Les théâtres sont obligés d’annuler des représentations, car les billets codés ne se vendent pas, et d’une manière générale ont déclaré une augmentation des annulations et une baisse des ventes. Des milliers de recours, individuels et collectifs, sont déposés dans plusieurs régions de Russie au procureur contre les décrets locaux imposant les QR Codes, à Saint-Pétersbourg des groupes de citoyens se constituent contre ces QR Codes. Manifestement, et contre l’avis de Titov, le pourcentage de vaccinés n’est pas à la source de l’échec des QR Codes cet été.

De son côté, Rospotrebnadzor, qui doit surveiller que les établissements sont bien fermés pendant le lockdown, ne sait plus où donner de la tête et passe son temps à menacer les établissements de 3 mois de fermeture pour être restés complètement ouverts, sans même se cacher. Cela concerne à Moscou des salons de beauté, des grandes chaînes de magasins de cosmétiques, des salons de téléphonie mobile, des grands centres commerciaux, des magasins d’alcool, des magasins de discount, des magasins d’outillage … L’on n’avait pas vu ça lors des dernières fermetures.

Sans oublier les établissements clandestins qui se développent. Un exemple vécu à Saint-Pétersbourg. Une collègue magistrate arrive pour un évènement officiel samedi matin par le train de nuit et trouve évidemment tout fermé. Mais il faut bien manger. Non loin de la gare, elle trouve un restaurant, officiellement uniquement à emporter – bien sûr. Quand elle demande si elle peut manger à l’intérieur, le serveur hésite, la regarde, la teste … lui demande si elle peut payer en liquide. Quand elle accepte, il ouvre une porte qui conduit sur une salle cachée … remplie de monde en train de manger.
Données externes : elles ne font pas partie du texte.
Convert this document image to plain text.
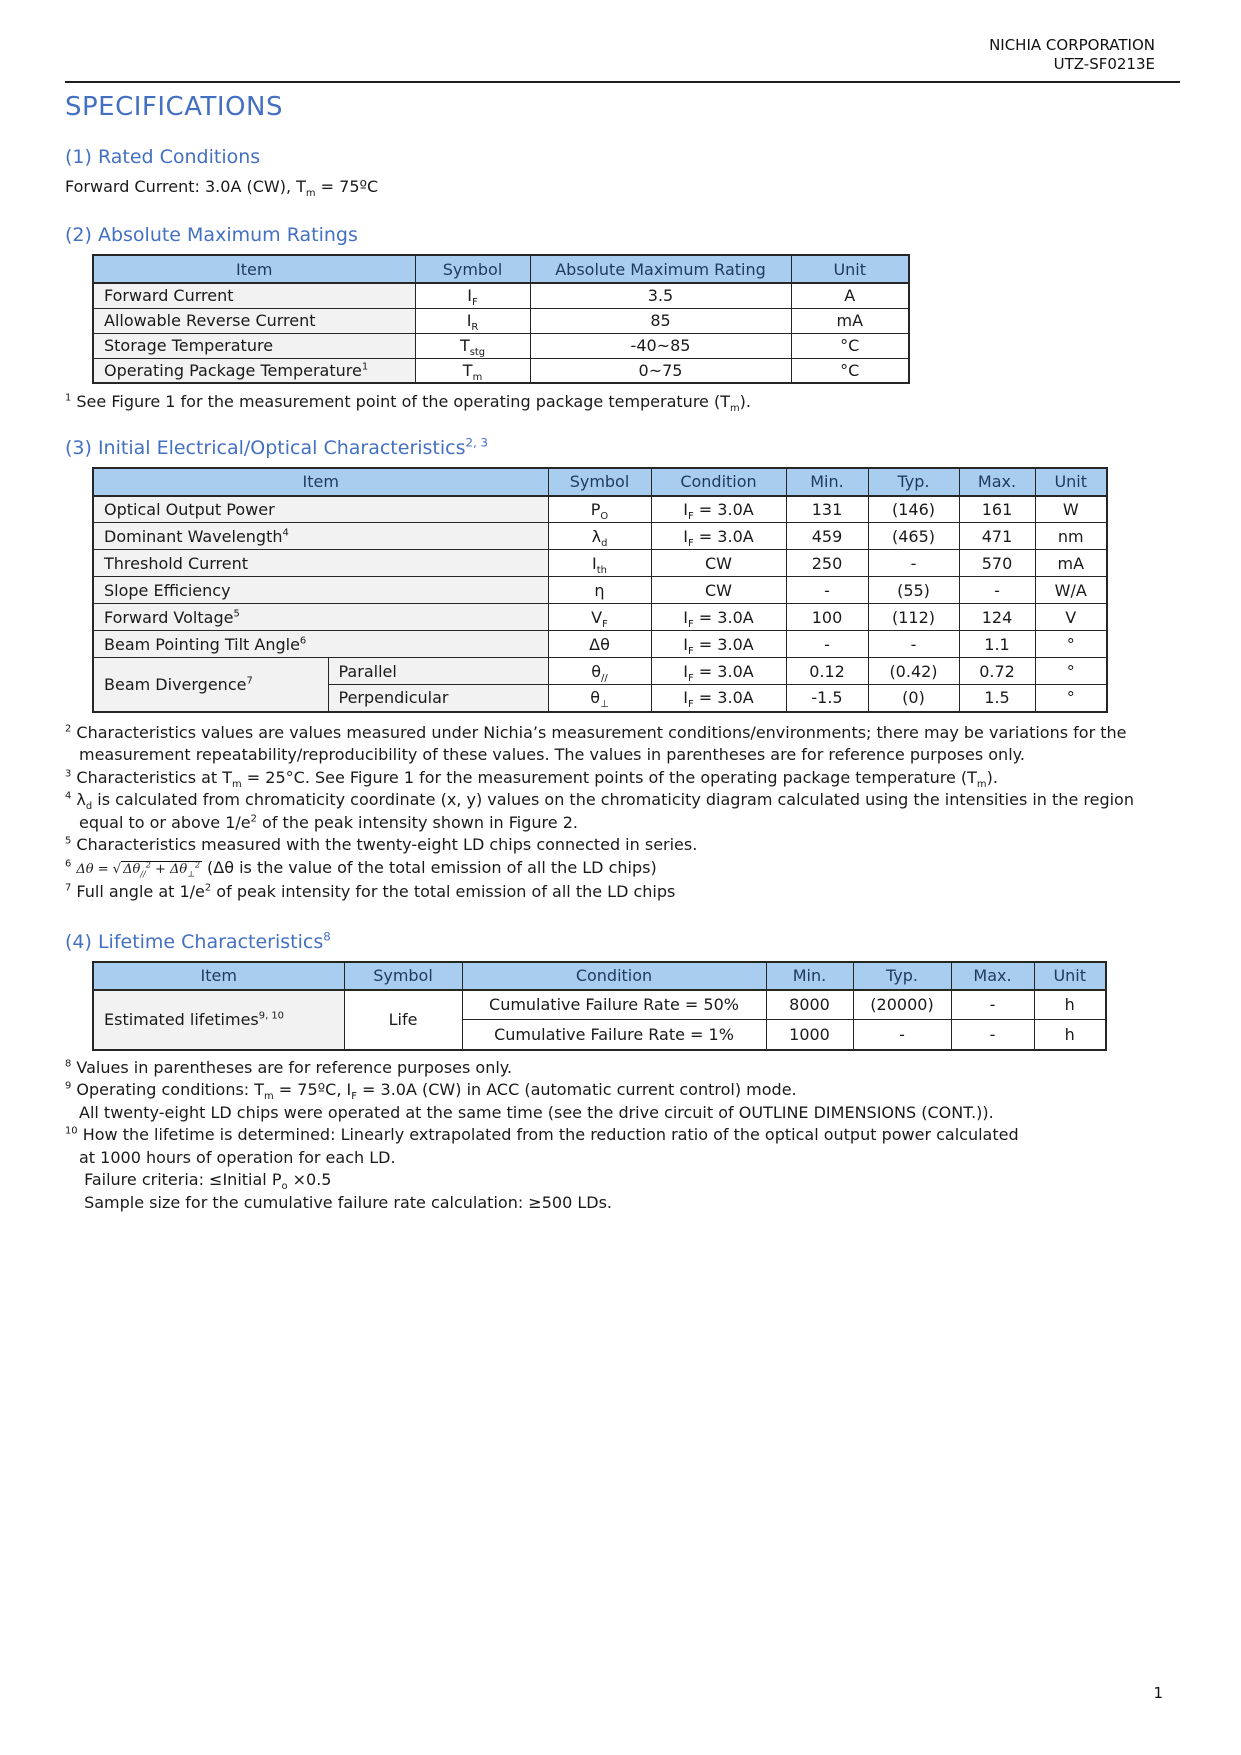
NICHIA CORPORATION
UTZ-SF0213E
SPECIFICATIONS
(1) Rated Conditions

Forward Current: 3.0A (CW), $T_m$ = 75ºC

(2) Absolute Maximum Ratings
Item	Symbol	Absolute Maximum Rating	Unit
Forward Current	$I_F$	3.5	A
Allowable Reverse Current	$I_R$	85	mA
Storage Temperature	$T_{stg}$	-40~85	°C
Operating Package Temperature$^1$	$T_m$	0~75	°C
$^1$ See Figure 1 for the measurement point of the operating package temperature $(T_m)$.
(3) Initial Electrical/Optical Characteristics$^{2, 3}$
Item		Symbol	Condition	Min.	Typ.	Max.	Unit
Optical Output Power		$P_O$	$I_F = 3.0A$	131	(146)	161	W
Dominant Wavelength$^4$		$\lambda_d$	$I_F = 3.0A$	459	(465)	471	nm
Threshold Current		$I_{th}$	CW	250	-	570	mA
Slope Efficiency		η	CW	-	(55)	-	W/A
Forward Voltage$^5$		$V_F$	$I_F = 3.0A$	100	(112)	124	V
Beam Pointing Tilt Angle$^6$		Δθ	$I_F = 3.0A$	-	-	1.1	°
Beam Divergence$^7$	Parallel	$\theta_{//}$	$I_F = 3.0A$	0.12	(0.42)	0.72	°
	Perpendicular	$\theta_\perp$	$I_F = 3.0A$	-1.5	(0)	1.5	°
$^2$ Characteristics values are values measured under Nichia’s measurement conditions/environments; there may be variations for the measurement repeatability/reproducibility of these values. The values in parentheses are for reference purposes only.
$^3$ Characteristics at $T_m = 25^\circ C$. See Figure 1 for the measurement points of the operating package temperature $(T_m)$.
$^4$ $\lambda_d$ is calculated from chromaticity coordinate (x, y) values on the chromaticity diagram calculated using the intensities in the region equal to or above $1/e^2$ of the peak intensity shown in Figure 2.
$^5$ Characteristics measured with the twenty-eight LD chips connected in series.
$^6$ Δθ = √ $\Delta\theta_{//}^2 + \Delta\theta_\perp^2$ (Δθ is the value of the total emission of all the LD chips)
$^7$ Full angle at $1/e^2$ of peak intensity for the total emission of all the LD chips
(4) Lifetime Characteristics$^8$
Item	Symbol	Condition	Min.	Typ.	Max.	Unit
Estimated lifetimes$^{9, 10}$	Life	Cumulative Failure Rate = 50%	8000	(20000)	-	h
		Cumulative Failure Rate = 1%	1000	-	-	h
$^8$ Values in parentheses are for reference purposes only.
$^9$ Operating conditions: $T_m$ = 75ºC, $I_F = 3.0A$ (CW) in ACC (automatic current control) mode.
All twenty-eight LD chips were operated at the same time (see the drive circuit of OUTLINE DIMENSIONS (CONT.)).
$^{10}$ How the lifetime is determined: Linearly extrapolated from the reduction ratio of the optical output power calculated
at 1000 hours of operation for each LD.
Failure criteria: ≤Initial $P_o \times 0.5$
Sample size for the cumulative failure rate calculation: ≥500 LDs.
1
Idem, le soir, sur l’avenue Nevsky, plusieurs personnes vous proposent accès à des bars clandestins ouverts jusqu’à 7h du matin. Si les établissements clandestins ont toujours fonctionné lors des différentes restrictions, ils sont de plus en plus ouvertement présentés.
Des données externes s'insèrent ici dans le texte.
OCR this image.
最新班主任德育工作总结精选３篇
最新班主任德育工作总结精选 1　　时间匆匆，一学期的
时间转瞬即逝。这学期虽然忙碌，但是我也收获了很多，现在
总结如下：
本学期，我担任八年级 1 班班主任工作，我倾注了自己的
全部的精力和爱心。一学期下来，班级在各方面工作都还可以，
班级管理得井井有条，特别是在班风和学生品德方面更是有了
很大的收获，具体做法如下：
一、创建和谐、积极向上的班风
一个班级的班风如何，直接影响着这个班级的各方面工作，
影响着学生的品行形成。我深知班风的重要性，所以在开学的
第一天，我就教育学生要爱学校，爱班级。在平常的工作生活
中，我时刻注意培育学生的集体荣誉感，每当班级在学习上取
Ce discours radicalisé et cette propagande infantile ne peuvent plus convaincre que les convaincus, ce qui est extrêmement dangereux pour la stabilité du pays. Il est vrai que, formellement, les mesures sont adoptées au niveau local, mais le discours tant présidentiel, que celui des élites dirigeantes étant à ce point radicalisé, qu’il leur sera quasiment impossible de restaurer la confiance de la population, si à un moment leur instinct de survie se réveille et qu’ils décident de faire marche arrière toute. Par ailleurs, en s’acharnant d’une manière aussi ridicule contre un élu communiste, ils sont justement en train de créer de véritables figures politiques alternatives, à la différence des Navalny and co. Ce confinement a été le pas de trop, qui risque de discréditer profondément le pouvoir.